Minister calls the notice discriminatory

Sibal fumes, Bethany apologises

Slamming Bethany High School over its “elitist circular”, Human Resource Development Minister Kapil Sibal reportedly called the notice “discriminatory”. Taking exception to the school’s stand on a socially sensitive issue, the minister said Bethany High School might be pulled up for its indiscretion.

Realising that it had stepped on a minefield of controversy, Bethany High School headmaster Robert Khin contacted Deccan Herald, which broke the story in its July 29 edition, and said he would like to “apologise to the sections which might have been hurt by the circular.”

Khin said the primary aim was to inform parents about the possibility of expressing their opinion on the draft rules as the last day for submitting the same was July 30. The circular was issued on July 26.

The headmaster clarified that his colleagues and he at Bethany were “committed to the cause of education irrespective of caste, creed and economic background.” Citing a reason for issuing the circular, Khin said his school wanted to have in place rules and regulations regarding admission.

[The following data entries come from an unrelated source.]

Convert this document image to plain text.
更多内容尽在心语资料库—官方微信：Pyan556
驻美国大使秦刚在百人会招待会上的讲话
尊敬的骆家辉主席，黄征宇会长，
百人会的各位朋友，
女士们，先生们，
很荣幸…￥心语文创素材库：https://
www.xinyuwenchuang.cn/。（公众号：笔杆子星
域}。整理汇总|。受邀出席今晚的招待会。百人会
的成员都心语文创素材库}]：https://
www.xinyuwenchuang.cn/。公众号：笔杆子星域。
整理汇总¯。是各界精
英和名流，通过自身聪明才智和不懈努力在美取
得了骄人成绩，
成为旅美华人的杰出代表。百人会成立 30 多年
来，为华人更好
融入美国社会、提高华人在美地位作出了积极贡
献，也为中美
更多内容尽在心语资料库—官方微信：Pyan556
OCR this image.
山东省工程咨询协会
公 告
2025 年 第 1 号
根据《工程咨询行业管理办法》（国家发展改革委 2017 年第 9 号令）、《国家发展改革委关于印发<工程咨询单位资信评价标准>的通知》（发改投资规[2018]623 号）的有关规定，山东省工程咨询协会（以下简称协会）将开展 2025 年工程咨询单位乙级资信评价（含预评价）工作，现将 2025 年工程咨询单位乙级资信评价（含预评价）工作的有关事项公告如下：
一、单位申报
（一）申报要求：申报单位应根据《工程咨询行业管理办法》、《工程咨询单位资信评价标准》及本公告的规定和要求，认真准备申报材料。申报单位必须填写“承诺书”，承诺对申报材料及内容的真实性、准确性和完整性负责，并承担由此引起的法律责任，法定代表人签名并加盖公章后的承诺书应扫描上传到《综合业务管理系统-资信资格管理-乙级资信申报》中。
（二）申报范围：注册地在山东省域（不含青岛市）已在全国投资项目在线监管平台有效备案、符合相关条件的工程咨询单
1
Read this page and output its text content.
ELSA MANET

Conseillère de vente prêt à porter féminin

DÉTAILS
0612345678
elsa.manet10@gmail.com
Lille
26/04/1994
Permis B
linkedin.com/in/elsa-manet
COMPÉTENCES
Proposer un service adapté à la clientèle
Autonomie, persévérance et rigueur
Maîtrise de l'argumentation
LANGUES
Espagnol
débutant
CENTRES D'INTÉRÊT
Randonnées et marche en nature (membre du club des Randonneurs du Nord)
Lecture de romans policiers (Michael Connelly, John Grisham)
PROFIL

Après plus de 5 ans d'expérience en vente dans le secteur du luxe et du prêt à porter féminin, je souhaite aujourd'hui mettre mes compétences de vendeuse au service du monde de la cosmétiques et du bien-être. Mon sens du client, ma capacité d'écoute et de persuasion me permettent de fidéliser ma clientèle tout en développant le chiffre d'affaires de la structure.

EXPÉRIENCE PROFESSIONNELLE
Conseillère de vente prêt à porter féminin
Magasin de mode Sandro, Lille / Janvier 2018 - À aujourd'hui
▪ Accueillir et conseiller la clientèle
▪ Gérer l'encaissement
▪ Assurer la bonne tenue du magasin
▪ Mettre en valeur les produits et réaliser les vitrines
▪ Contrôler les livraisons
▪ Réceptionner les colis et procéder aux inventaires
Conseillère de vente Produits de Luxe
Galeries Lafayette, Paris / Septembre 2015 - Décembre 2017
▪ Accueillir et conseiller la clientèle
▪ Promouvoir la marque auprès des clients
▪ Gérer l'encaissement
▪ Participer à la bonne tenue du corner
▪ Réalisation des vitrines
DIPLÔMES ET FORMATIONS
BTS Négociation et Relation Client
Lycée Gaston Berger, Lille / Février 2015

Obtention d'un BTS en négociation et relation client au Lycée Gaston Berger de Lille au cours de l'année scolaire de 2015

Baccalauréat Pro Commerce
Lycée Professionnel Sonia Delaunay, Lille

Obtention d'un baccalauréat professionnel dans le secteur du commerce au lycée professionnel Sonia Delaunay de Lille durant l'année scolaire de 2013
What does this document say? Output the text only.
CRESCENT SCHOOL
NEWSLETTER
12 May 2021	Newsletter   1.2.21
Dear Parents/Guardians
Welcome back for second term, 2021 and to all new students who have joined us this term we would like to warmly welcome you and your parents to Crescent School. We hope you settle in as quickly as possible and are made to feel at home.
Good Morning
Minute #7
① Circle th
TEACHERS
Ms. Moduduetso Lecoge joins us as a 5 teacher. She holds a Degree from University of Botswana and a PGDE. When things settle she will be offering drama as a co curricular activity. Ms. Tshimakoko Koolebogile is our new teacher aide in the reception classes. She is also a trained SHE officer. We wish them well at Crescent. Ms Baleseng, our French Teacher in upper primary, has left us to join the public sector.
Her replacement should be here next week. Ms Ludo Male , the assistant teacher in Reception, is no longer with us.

But at Bethany, students, confused over the contents of the circular, could not decide whether to support the school authorities or back the provisions of the Right to Education Act. On Thursday, students debated the likely pros and cons of the impact of the RTE and how it might affect them if children from the weaker sections of the society are admitted. Some students admitted they thought Bethany would turn into “an SSLC school.”

Govt stand
Primary Education Minister Vishweshwara Hegde Kageri was not as scathing as Sibal, though he made it clear that once the draft rules emanating from the RTE are finalised, the government would take strong action against any school that might bar “neighbourhood students” from seeking admission to private schools.

“The draft rules have been posted online and we have invited opinion from teachers, parents and students. We will implement the law only after a thorough debate on its contents. But once the legislation is through, errant schools might have to face legal action,” Kageri said.

However, one senior functionary of a CBSE-affiliated school admitted that some specific provisions of the RTE may potentially “dilute the quality of education offered by private schools.”

Besides, the source said  some school managements are of the opinion that different set of rules of admission should be formulated for private and government schools.
Sources said another sticking point could be the clause that schools should not employ any screening procedure during admission, an issue that several private school managements have criticised. These schools have also been debating the merits and demerits of how to handle expulsion of students at the elementary level, which is one of the draft rules.